I've been in online communities like that. It's ridiculous to think something like that is appropriate for a sizeable open-source community. That kind of shit is for tiny, insular Facebook groups, subreddits, fediverse instances, etc. You don't see it so much at larger scales for good reason.

> Eelco has publicly liked several posts explicitly supporting Anduril on Discourse, likes which are visible under posts, and as someone with significant social power, can easily be seen as an endorsement of his personal view. This is unbecoming conduct of a board member and damages the unity of the board on decisions. You may browse his likes on Discourse.

This letter wants to talk about psychological safety, but concerns itself with policing social media likes. Seriously? I have no words.
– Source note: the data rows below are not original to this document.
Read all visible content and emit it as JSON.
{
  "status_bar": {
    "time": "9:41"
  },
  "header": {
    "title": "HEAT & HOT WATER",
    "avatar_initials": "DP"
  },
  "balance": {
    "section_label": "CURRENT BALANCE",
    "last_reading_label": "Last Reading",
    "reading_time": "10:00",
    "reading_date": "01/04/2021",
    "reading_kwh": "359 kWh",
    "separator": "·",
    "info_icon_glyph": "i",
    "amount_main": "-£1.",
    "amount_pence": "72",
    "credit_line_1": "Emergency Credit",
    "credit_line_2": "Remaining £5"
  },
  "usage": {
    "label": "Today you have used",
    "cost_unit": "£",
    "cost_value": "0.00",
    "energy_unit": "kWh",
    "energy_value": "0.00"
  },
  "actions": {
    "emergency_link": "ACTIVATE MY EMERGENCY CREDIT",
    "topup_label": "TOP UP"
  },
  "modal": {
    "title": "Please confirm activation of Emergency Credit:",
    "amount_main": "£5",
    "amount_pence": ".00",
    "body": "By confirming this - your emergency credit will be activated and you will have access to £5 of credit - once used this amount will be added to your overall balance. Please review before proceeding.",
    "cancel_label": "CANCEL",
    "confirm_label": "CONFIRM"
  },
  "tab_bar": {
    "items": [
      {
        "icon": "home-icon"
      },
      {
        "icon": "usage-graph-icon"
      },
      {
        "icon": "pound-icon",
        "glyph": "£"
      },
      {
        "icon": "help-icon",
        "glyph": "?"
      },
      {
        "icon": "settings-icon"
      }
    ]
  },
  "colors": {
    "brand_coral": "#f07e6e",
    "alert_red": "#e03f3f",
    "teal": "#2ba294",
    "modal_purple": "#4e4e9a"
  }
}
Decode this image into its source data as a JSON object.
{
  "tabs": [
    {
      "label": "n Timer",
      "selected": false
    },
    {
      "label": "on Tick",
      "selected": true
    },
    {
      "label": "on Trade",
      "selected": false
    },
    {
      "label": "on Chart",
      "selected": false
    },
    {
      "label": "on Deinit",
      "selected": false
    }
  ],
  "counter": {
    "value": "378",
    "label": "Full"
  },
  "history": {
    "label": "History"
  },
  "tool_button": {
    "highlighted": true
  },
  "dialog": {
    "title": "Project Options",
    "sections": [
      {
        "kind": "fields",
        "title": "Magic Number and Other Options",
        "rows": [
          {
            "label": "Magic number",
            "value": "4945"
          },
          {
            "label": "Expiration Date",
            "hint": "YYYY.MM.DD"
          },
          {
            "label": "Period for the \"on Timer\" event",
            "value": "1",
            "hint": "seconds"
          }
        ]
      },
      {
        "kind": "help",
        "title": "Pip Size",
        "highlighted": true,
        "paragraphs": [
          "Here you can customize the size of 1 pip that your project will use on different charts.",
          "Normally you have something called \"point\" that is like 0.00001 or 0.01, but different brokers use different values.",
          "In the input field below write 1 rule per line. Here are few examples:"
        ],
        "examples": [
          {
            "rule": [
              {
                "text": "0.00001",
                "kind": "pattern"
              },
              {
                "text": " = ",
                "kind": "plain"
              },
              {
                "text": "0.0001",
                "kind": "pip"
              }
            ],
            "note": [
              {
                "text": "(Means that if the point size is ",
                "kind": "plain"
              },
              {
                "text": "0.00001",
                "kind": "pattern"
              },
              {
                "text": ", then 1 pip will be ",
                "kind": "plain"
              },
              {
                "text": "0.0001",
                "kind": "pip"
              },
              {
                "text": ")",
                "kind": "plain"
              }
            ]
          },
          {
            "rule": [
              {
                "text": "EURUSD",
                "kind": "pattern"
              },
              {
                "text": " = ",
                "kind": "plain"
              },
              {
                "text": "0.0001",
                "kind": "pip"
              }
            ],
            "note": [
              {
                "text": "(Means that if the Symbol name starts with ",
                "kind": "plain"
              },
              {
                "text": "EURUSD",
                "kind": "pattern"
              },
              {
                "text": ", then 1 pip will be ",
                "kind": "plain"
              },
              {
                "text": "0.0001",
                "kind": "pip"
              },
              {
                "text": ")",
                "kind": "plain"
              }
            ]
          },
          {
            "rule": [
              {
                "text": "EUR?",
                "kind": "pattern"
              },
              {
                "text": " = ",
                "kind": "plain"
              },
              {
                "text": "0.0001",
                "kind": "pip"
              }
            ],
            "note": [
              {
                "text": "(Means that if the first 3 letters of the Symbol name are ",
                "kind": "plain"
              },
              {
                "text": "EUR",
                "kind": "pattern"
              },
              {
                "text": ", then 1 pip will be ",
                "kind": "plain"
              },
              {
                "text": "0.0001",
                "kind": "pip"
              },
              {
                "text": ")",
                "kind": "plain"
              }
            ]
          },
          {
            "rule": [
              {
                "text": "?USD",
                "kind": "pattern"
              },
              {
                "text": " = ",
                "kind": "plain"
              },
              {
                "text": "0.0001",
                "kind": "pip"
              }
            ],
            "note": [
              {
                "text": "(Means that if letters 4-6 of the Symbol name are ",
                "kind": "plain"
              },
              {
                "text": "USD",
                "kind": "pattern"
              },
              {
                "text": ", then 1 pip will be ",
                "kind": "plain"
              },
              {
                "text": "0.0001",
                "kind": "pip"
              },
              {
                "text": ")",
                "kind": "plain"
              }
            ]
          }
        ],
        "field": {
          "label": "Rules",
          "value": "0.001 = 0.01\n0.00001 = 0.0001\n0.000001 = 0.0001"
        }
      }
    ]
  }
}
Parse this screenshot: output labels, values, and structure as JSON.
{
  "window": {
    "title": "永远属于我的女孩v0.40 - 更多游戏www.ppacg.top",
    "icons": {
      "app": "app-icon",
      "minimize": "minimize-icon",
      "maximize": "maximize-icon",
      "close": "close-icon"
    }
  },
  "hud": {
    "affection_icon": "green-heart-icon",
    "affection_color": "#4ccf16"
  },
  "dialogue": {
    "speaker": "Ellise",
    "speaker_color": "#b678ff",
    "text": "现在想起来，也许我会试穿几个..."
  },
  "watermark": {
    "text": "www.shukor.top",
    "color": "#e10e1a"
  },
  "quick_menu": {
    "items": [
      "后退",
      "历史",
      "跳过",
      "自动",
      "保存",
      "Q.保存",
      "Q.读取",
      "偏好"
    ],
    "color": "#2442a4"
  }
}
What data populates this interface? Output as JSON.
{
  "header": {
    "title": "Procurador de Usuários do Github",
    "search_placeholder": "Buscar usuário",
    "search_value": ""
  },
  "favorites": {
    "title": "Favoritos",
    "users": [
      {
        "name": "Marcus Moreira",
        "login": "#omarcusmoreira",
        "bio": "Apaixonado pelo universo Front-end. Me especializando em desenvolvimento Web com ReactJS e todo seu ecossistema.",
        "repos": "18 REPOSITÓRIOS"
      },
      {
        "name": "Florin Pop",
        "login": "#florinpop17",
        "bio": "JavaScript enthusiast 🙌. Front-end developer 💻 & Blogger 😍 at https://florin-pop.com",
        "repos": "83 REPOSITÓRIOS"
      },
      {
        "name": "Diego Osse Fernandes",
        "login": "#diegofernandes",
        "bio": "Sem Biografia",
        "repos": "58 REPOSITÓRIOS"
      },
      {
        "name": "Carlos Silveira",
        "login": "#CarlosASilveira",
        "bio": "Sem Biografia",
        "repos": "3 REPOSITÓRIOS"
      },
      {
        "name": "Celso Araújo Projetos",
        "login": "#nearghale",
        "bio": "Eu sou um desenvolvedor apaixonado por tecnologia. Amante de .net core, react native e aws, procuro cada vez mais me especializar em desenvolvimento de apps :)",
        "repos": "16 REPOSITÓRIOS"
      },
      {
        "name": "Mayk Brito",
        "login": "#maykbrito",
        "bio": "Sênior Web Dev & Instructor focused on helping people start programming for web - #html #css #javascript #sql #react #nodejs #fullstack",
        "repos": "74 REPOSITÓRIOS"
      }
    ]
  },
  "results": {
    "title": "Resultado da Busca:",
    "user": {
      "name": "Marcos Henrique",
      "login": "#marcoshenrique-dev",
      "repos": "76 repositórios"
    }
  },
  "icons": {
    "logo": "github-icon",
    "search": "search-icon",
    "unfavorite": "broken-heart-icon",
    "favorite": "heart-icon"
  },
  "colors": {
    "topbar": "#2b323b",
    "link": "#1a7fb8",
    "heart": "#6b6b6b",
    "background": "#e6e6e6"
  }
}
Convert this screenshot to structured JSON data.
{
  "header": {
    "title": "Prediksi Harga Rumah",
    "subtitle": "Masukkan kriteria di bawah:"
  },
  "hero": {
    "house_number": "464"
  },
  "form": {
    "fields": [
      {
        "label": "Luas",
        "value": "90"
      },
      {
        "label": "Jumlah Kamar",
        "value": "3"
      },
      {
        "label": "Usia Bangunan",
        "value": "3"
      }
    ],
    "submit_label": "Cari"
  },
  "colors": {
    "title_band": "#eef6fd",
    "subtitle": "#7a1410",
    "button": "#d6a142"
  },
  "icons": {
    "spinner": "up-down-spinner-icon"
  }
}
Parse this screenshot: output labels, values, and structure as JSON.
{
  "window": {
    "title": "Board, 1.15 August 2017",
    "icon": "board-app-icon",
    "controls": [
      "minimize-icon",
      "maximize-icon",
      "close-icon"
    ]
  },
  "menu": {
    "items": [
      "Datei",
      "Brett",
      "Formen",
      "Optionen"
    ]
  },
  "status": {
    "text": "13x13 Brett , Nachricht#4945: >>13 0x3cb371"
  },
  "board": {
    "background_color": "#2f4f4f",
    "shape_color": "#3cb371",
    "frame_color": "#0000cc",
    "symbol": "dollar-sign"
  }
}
This post was linked in the open letter, it explains pretty well why "don't violate any rules on paper" is insufficient: https://eev.ee/blog/2016/07/22/on-a-technicality/

  • That's not a case for rule-free bans, but for writing better rules-- including, if necessary, rules that are broad, flexible, require substantial interpretation, etc.

    And that doesn't address the entire first part here:

    > The moderation team is disempowered to ban people for driving away many more contributors worth of time than they have contributed themselves

    The contributor-hour estimation doesn't exist. (I struggle to imagine how it even could.) It's a rationalization which has come up because the most prominent person they want to ban is a consistent, prolific, long-time contributor and they need to say something to make it seem like his participation is a loss for the community as a whole.

    It seems like what they really want is arbitrary bans of political opponents.

    • Those broad rules were proposed and rejected on the basis of being too broad. That is exactly what the mentions of "concern trolling" are about, and as that is an effective way of preventing any change to the structure that would allow to drive those people out, this cycle has continued for months, if not years.